Writers and philosophers have long known that waiting is no one’s idea of a good time. Modern science agrees: this idea is central to the concept of opportunity cost, the marshmallow test, and a study where people preferred to give themselves electric shocks rather than sit alone with their thoughts. But research on mood has usually ignored this bit of common sense. It has assumed that only happy or sad events would change mood, and that the amount of time passing in between was irrelevant.
So how does our mood change as time passes? Until now, scientists had no real answer. This is surprising given how important mood is to our sense of well-being and to mood disorders like depression. Our team, led by Argyris Stringaris of University College London, Dylan Nielson of the NIH, and me, has data to offer.
Our study asked more than 28,000 people to rate their mood periodically as they sat at rest or did common psychology study tasks online, including a large mobile app gambling game dataset from Robb Rutledge (currently at Yale). The results were clear: the average person’s mood declined about 2% per minute. We called this effect “Mood Drift Over Time,” or “mood drift” for short.
These results were not a fluke. We tried asking about mood less often. We tried a different mood rating method. We tried giving people different expectations about how long the wait would be. We tested teens as well as adults. We preregistered replications to avoid fooling ourselves. But through 20 different task variations and groups, the mood drift remained. People were being paid to do nothing, and they were still unhappy about it.
Not everyone felt this way. In fact, different people had very different mood drifts. These individual differences had some relationship to their level of boredom or the content of their thoughts as they waited, but these factors alone did not explain much. Still, a person’s level of mood drift was surprisingly stable over minutes, days, and even weeks. Some people were more bothered than others by our monotonous tasks.
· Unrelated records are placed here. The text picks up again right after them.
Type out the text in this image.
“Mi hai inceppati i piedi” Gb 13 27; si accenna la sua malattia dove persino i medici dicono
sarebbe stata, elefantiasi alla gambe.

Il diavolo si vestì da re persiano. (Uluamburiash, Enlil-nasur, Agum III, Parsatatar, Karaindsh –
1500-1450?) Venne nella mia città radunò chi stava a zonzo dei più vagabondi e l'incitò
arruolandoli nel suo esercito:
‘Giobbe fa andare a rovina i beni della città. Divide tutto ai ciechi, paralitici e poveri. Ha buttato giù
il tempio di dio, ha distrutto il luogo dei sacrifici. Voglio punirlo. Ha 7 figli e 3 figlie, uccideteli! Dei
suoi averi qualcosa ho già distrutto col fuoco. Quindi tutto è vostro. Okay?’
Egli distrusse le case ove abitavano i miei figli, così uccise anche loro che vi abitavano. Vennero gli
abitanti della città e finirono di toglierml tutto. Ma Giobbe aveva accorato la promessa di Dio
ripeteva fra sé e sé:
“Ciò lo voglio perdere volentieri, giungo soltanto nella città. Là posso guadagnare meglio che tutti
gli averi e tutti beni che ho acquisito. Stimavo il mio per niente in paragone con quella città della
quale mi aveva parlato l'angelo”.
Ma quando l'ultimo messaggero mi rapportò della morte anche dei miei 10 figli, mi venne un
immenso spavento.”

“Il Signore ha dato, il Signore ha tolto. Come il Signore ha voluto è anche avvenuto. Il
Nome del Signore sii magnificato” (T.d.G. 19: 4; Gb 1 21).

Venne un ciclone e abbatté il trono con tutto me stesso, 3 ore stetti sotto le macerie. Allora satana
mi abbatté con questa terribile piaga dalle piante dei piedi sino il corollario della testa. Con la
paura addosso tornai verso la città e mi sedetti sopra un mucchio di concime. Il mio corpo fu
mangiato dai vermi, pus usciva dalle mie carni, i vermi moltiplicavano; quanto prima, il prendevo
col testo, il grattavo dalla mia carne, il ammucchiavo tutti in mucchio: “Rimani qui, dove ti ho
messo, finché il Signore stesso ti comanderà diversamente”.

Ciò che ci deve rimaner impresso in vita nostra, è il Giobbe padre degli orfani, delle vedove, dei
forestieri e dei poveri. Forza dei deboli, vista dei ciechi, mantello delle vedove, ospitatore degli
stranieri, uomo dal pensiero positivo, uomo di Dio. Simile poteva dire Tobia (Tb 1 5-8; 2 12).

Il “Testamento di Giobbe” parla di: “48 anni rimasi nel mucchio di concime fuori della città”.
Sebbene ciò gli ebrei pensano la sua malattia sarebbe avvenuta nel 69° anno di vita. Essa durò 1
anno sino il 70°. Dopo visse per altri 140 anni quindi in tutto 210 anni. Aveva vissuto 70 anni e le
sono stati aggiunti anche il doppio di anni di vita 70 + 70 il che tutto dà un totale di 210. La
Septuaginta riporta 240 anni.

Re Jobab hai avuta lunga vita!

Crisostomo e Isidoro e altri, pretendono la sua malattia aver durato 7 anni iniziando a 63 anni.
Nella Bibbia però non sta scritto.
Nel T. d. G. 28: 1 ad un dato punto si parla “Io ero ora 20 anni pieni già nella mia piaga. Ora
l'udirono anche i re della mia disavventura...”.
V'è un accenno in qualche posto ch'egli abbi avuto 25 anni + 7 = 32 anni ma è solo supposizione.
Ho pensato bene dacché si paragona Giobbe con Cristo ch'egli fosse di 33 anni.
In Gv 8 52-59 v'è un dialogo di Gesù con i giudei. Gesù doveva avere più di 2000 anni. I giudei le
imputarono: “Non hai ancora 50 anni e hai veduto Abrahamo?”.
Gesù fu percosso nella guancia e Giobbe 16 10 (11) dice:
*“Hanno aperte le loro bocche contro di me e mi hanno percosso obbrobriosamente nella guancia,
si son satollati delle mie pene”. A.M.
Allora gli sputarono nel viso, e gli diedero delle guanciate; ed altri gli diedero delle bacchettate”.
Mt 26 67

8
Momentary mood ratings are subjective, but they are still standard in studies of mood and depression. In our study, people with depression had a mood that started lower and drifted down more slowly. But this effect on mood drift was very small.
A person’s sensitivity to reward had a greater effect. People whose mood responded more strongly to gains and losses in a gambling task also had larger downward mood drift over time.
For this reason, we think mood drift is related to the rate of happy events that you have come to expect in your daily life: when you’re waiting, you can’t go out and get those rewards, and that understandably bothers you. This would explain why people who are more sensitive to rewards in our tasks are also more upset when they can’t get them.
This idea could link mood drift to our constant “explore/exploit” decisions. Downward mood drift may help us decide to explore (i.e., try something new) rather than exploit (i.e., stay on task). People with depression often value rewards less, and their reduced mood drift could contribute to their reduced motivation to explore. But we need further research to be sure about this.
For now, we should recognize that waiting times in psychology and neuroscience experiments have unintended consequences. And there is a lot of waiting. Participants wait for setup and anatomical brain scans. “Resting state” scans, where participants simply stare at a plus sign, are in vogue.
If one group of participants is forced to wait longer than another before a task, they’ll start that task in a worse mood. This could lead to changes in brain activity and behavior that the researchers might mistake for a difference in that group’s traits. We suggest that researchers start standardizing, accounting for, or at least reporting these waiting periods.
As a rule, research tasks are neutral and unexciting, which supposedly keeps researchers in control. Our study suggests that these researchers have been punishing their participants without realizing it. This supports the position of some researchers that naturalistic tasks (a central theme of my lab) can tell us more about real-life brain activity than rest or finely controlled experiments can.